Tylko z tego zastanawiania się nad sprawą Etiopii nic nie może wyjść ze strony World Athletics itp. oprócz symbolicznych sankcji* (zawieszenie sportowców), które nie zmieni w żadnym stopniu tamtejszej sytuacji. To właśnie próbuję cały czas przekazać. Te działania są dla World Athletics (czy innych organizacji) tylko wirtualnym wyrażeniem sprzeciwu, w którym realnie kara się tych, którzy nie są odpowiedzialni za obecny stan rzeczy.
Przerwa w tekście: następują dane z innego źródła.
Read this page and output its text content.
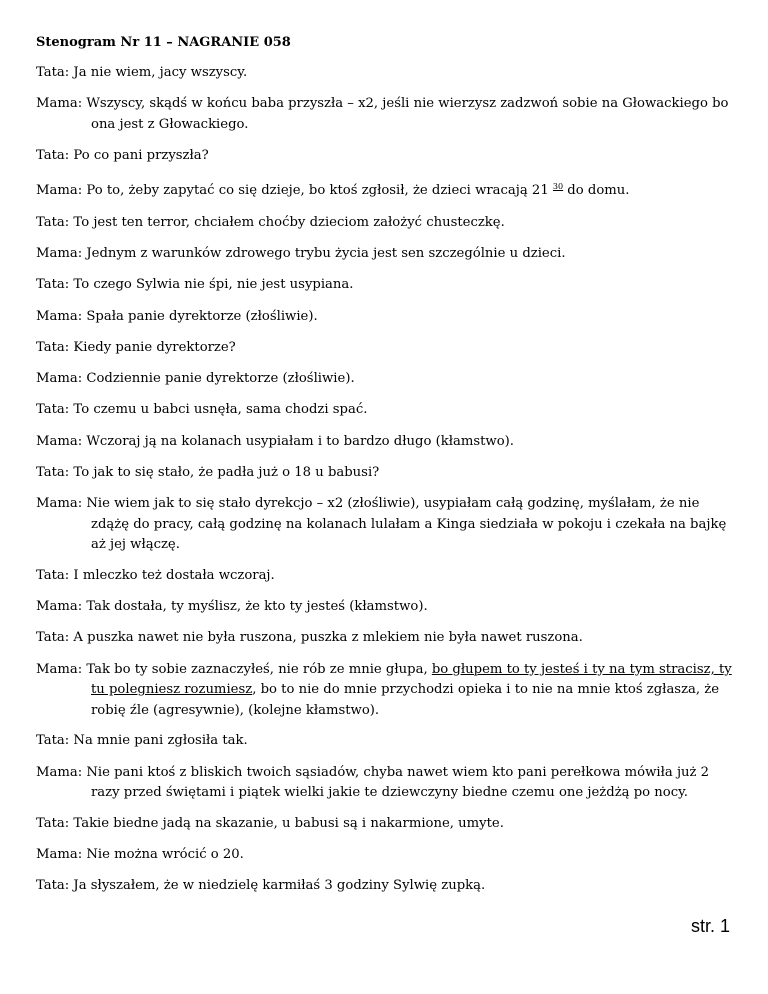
Stenogram Nr 11 – NAGRANIE 058
Tata: Ja nie wiem, jacy wszyscy.
Mama: Wszyscy, skądś w końcu baba przyszła – x2, jeśli nie wierzysz zadzwoń sobie na Głowackiego bo ona jest z Głowackiego.
Tata: Po co pani przyszła?
Mama: Po to, żeby zapytać co się dzieje, bo ktoś zgłosił, że dzieci wracają 21 $^{30}$ do domu.
Tata: To jest ten terror, chciałem choćby dzieciom założyć chusteczkę.
Mama: Jednym z warunków zdrowego trybu życia jest sen szczególnie u dzieci.
Tata: To czego Sylwia nie śpi, nie jest usypiana.
Mama: Spała panie dyrektorze (złośliwie).
Tata: Kiedy panie dyrektorze?
Mama: Codziennie panie dyrektorze (złośliwie).
Tata: To czemu u babci usnęła, sama chodzi spać.
Mama: Wczoraj ją na kolanach usypiałam i to bardzo długo (kłamstwo).
Tata: To jak to się stało, że padła już o 18 u babusi?
Mama: Nie wiem jak to się stało dyrekcjo – x2 (złośliwie), usypiałam całą godzinę, myślałam, że nie zdążę do pracy, całą godzinę na kolanach lulałam a Kinga siedziała w pokoju i czekała na bajkę aż jej włączę.
Tata: I mleczko też dostała wczoraj.
Mama: Tak dostała, ty myślisz, że kto ty jesteś (kłamstwo).
Tata: A puszka nawet nie była ruszona, puszka z mlekiem nie była nawet ruszona.
Mama: Tak bo ty sobie zaznaczyłeś, nie rób ze mnie głupa, bo głupem to ty jesteś i ty na tym stracisz, ty tu polegniesz rozumiesz, bo to nie do mnie przychodzi opieka i to nie na mnie ktoś zgłasza, że robię źle (agresywnie), (kolejne kłamstwo).
Tata: Na mnie pani zgłosiła tak.
Mama: Nie pani ktoś z bliskich twoich sąsiadów, chyba nawet wiem kto pani perełkowa mówiła już 2 razy przed świętami i piątek wielki jakie te dziewczyny biedne czemu one jeżdżą po nocy.
Tata: Takie biedne jadą na skazanie, u babusi są i nakarmione, umyte.
Mama: Nie można wrócić o 20.
Tata: Ja słyszałem, że w niedzielę karmiłaś 3 godziny Sylwię zupką.
str. 1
Nie widzicie tego?pawo pisze: ↑28 kwie 2022, 21:21 Ależ oczywiście, że wolę kupować ropę u bandziora z Wenezueli i go w ten sposób wspierać, niż u bandziora z Rosji, bo ten pierwszy raczej nie zamorduje mojej rodziny, a ten drugi może to zrobić. Czy to hipokryzja, no nie wiem. A argument, że jak na Etiopczyków nie nakładamy jakiś sankcji, to nie mamy prawa nakładać no Rosjan to jest bardzo karkołomna teza. Moim zdaniem mamy takie prawo, a nawet obowiązek, a jeednocześnie powinniśmy się poważnie zastanowić nad sprawą Etiopii.
Pamiętasz pisałeś kiedyś o sprawie Christine Mbomy, tu jest podobna sytuacja. Tak, że pretensje do pana Coe a nie do mnie.
*Przy zachowaniu podobnego podejścia, o którym ciagle jest tu mowa.